A new law recently enacted in California requires employers to implement a workplace violence prevention plan and could prove influential if other states follow suit.
On Sept. 30, Governor Gavin Newsom signed SB 553 into law, requiring nearly all businesses to have their plans in place by July 1, 2024. Exempted from the law are employers already covered under the Workplace Violence Healthcare standard Cal/OSHA 3342, Department of Corrections and law enforcement agencies, and businesses with 10 or fewer employees who do not meet the public.
The law mandates that employers create, implement, and maintain an effective workplace violence prevention plan that:
- Establishes workplace violence-specific policies and procedures
- Establishes systems for reporting violent incidents and threats
- Provides interactive annual training on the prevention plan
- Maintains a violent incident log
- Files workplace violence restraining orders
- Keeps records related to the plan
Hector Alvarez, MSPSy, CTM, president of Alvarez Associates, says the law is breaking new ground. “Other than healthcare specific workplace violence standards, this is the first in the nation that’s general industry,” he notes, adding that he believes other states will follow suit.
Previously, there was nothing like this law on the books in California, except for laws specifically targeting violence in healthcare, says Alvarez. After two shooting incidents at California farms in January that left seven workers dead, Cal/OSHA used the General Duty Clause and issued 41 separate citations against the two farms where the violence took place.
The citations were for failure to evaluate and recognize the hazard and not having a mechanism to alert the employees about that emergency. “And we definitely saw those elements make their way into the bill,” he adds.
Asked how California businesses should prepare to comply with the law, Alvarez says, “Very seriously…When I take a look and I go item by item [looking] at the issues that need to be addressed for compliance, even one or two of them are daunting.”
Alvarez says the training must be interactive and developed by somebody knowledgeable about the plan, which means an off-the-shelf canned program isn’t going to work.
Mixed Reaction
Reaction to the law has been mixed, Alvarez says. Several of his clients have noted that they have many of the prevention plan elements in place, but they’re just not put together in one document.
“We have other people who believe very strongly they have no exposure to workplace violence, don’t understand the foundation of the standard, and are trying to figure out the implications of not doing it right away,” he notes. “The majority of people are taking this seriously and are trying to comply with it.”
California employers shouldn’t expect Cal/OSHA to show up unannounced looking for proof of a workplace violence prevention plan, Alvarez says.
“I don’t anticipate there’s going to be a huge enforcement unless there’s an incident. If there’s an incident, I think Cal/OSHA’s going to show up and do an investigation and I don’t think there will be any leeway,” he says. “Unless you do one of the voluntary consultations with Cal/OSHA, I don’t think anybody’s going to show up and see if you’ve got it. However, I do feel employees are more aware of the requirements, so I think either a complaint or an incident is going to have someone knocking on your door.”

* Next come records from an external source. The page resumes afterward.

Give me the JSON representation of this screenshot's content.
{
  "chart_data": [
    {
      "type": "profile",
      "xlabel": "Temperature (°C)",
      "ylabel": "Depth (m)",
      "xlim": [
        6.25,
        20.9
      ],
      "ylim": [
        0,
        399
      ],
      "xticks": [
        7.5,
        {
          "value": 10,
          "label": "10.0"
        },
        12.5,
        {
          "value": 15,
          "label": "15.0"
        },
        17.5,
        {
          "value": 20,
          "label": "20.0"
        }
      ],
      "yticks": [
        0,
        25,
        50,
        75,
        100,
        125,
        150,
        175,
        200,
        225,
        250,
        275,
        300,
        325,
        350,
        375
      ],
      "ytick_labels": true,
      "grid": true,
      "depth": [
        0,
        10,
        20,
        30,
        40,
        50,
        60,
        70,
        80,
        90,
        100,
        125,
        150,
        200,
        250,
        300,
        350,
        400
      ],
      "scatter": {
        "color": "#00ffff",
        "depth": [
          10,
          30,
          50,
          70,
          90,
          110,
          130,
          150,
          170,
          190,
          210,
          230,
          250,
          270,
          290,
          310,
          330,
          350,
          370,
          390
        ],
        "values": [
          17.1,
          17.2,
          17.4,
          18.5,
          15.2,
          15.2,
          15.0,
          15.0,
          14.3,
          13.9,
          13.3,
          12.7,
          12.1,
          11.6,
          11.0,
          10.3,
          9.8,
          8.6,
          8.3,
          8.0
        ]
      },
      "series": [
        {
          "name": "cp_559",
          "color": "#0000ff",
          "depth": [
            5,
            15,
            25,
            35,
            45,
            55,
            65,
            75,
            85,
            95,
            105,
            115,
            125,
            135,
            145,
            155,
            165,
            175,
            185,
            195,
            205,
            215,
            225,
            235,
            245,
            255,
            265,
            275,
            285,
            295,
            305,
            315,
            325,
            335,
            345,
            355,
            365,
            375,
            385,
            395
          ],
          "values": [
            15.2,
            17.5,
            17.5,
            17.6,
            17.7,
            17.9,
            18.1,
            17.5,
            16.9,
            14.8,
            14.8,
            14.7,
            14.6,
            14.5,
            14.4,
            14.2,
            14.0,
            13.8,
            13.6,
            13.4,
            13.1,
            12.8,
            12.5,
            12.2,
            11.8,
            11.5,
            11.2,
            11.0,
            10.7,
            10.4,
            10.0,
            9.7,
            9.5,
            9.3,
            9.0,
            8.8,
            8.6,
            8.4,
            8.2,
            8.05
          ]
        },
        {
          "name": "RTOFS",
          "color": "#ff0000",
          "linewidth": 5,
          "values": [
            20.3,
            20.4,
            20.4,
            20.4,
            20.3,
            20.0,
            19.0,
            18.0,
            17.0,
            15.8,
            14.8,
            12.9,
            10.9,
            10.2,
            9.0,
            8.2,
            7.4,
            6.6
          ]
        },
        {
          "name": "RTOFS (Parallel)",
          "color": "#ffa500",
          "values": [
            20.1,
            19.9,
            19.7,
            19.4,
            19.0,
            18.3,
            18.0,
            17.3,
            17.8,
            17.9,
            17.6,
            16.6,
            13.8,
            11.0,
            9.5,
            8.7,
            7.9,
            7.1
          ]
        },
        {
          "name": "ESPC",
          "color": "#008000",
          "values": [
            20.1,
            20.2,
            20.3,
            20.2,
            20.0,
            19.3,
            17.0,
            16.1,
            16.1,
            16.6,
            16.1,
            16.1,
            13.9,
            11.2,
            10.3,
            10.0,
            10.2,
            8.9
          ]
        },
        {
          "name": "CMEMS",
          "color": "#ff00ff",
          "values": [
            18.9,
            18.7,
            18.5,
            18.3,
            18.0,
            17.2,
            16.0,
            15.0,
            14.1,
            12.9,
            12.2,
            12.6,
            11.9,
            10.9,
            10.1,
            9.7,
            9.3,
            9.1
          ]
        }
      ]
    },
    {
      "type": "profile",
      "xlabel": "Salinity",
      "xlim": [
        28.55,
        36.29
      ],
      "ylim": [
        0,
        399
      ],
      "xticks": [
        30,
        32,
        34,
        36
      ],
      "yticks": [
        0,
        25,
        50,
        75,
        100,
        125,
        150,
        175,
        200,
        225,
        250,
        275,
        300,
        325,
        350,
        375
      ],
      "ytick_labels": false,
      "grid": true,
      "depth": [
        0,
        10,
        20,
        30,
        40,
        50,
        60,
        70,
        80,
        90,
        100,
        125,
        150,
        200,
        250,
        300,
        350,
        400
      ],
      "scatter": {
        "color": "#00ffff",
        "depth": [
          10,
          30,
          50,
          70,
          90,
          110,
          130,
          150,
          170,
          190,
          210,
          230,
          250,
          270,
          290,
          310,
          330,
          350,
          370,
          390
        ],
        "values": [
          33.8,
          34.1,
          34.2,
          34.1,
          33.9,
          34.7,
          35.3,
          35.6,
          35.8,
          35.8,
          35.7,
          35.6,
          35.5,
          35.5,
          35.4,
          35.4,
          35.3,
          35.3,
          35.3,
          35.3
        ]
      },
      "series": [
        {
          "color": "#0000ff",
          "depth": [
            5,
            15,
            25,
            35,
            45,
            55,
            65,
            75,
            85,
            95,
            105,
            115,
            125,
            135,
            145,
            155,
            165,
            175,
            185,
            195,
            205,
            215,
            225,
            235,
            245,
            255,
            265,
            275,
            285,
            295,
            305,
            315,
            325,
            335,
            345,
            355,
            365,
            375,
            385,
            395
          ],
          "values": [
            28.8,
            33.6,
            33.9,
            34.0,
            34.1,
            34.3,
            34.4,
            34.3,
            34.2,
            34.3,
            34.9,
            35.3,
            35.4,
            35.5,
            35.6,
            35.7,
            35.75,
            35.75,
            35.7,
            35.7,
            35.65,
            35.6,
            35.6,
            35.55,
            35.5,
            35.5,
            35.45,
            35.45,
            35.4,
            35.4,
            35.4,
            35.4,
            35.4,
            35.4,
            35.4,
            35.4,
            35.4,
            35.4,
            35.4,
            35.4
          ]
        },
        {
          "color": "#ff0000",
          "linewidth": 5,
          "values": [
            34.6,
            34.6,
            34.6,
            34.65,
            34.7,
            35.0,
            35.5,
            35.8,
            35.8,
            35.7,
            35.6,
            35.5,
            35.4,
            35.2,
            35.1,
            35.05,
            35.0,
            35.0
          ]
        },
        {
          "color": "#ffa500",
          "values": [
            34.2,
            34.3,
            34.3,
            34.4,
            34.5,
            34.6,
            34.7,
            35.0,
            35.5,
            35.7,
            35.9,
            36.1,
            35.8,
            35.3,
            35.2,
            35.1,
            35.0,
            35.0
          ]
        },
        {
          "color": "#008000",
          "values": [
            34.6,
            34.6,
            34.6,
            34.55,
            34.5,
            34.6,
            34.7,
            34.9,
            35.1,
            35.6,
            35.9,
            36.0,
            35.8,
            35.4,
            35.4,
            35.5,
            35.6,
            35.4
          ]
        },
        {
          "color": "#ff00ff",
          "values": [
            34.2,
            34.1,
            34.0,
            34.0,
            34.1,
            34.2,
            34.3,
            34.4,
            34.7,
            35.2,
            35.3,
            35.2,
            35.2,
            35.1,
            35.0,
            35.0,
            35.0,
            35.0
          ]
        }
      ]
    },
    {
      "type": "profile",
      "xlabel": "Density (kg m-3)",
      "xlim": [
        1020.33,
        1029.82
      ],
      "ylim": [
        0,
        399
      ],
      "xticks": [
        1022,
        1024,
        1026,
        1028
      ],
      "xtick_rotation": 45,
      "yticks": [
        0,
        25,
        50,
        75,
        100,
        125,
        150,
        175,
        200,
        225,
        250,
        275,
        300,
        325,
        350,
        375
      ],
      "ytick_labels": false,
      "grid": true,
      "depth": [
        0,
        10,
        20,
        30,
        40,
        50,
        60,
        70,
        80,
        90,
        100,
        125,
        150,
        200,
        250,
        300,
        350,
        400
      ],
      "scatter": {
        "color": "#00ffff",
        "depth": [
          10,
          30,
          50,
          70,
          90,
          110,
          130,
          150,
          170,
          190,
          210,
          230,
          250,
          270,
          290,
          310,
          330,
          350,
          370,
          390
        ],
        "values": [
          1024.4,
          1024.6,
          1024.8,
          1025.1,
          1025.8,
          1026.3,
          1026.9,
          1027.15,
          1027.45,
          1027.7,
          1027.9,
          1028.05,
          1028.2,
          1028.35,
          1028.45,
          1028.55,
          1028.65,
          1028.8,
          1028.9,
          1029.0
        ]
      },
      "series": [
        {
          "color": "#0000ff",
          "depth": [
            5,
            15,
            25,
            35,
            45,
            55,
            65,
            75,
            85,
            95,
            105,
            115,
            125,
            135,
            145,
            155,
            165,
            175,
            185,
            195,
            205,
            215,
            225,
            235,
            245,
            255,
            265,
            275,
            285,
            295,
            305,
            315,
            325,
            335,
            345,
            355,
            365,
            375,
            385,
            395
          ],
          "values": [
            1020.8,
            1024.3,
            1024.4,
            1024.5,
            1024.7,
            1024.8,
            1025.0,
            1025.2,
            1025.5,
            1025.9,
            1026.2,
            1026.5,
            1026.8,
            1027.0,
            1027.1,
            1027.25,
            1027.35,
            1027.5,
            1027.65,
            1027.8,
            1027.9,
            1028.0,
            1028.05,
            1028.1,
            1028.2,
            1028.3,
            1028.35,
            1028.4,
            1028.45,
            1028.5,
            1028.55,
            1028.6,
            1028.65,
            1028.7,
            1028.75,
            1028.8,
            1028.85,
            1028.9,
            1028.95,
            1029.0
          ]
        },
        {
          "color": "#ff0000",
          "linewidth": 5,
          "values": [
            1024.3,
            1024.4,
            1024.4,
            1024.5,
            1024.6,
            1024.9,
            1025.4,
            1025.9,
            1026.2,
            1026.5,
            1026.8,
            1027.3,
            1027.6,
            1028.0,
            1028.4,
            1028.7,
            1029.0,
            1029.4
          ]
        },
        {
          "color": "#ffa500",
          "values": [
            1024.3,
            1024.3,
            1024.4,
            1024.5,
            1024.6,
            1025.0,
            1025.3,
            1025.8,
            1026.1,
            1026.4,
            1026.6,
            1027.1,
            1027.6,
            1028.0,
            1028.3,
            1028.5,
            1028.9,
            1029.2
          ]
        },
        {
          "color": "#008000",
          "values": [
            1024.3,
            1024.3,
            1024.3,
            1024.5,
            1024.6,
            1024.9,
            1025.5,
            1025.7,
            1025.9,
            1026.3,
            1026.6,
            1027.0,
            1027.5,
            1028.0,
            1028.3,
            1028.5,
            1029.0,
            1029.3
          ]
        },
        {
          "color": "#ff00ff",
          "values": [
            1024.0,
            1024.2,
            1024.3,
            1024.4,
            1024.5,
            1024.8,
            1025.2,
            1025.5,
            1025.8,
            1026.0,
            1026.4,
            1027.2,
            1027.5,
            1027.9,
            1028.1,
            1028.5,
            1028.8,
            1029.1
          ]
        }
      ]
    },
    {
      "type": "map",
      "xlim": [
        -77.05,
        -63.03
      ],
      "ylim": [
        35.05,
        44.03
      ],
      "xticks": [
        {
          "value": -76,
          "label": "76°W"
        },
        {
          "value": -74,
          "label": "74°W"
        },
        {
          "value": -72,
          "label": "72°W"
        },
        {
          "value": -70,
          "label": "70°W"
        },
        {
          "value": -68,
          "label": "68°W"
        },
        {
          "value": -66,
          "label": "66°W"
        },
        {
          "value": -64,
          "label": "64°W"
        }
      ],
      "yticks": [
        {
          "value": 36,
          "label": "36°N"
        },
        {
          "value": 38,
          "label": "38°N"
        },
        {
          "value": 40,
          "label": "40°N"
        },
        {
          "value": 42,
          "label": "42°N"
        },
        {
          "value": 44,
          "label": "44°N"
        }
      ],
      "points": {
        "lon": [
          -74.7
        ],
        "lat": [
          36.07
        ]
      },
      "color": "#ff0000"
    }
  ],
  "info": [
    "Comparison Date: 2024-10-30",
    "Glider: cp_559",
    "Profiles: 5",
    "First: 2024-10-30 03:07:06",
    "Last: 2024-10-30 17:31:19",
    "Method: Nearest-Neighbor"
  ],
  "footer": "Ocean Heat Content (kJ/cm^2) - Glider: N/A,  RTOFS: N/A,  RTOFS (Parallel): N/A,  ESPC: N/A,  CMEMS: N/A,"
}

An earlier version of the bill had a provision that called out retail stores and said employees could not be required to be involved in loss prevention, says Alvarez. Under that provision, “if someone was shoplifting, our cashier could not be required to stop them or interfere. It sounded like the bill was giving a free pass to shoplift.”
Another provision required all businesses to conduct active shooter training, but that and the loss prevention provision were taken out of the final bill, he adds.
Will this law be effective?
“Yes. Will it be effective for everybody? No,” Alvarez says. “The nuanced pieces in this are you have to be able to recognize what the hazard is and then respond appropriately. Everything else around it comes down to those two things.”
Alvarez recommends becoming an expert in recognizing the four categories of violence: violence with criminal intent, customer violence, violence from a current or past co-worker, and violence committed in the workplace by someone with a personal relationship with an employee.
Alvarez gives the following advice to California employers:
- Pull a team together. This is far too broad a responsibility for one person. Get your safety person involved, as well as Human Resources.
- A violent incident log needs to be kept but you must maintain privacy.
- The legal team should make sure that policies capture not just intention, but in a way that you can get things accomplished.
- You must show that employees had a hand in identifying hazards.
Jay Kumar is an editor at our sister site, EHS Daily Advisor.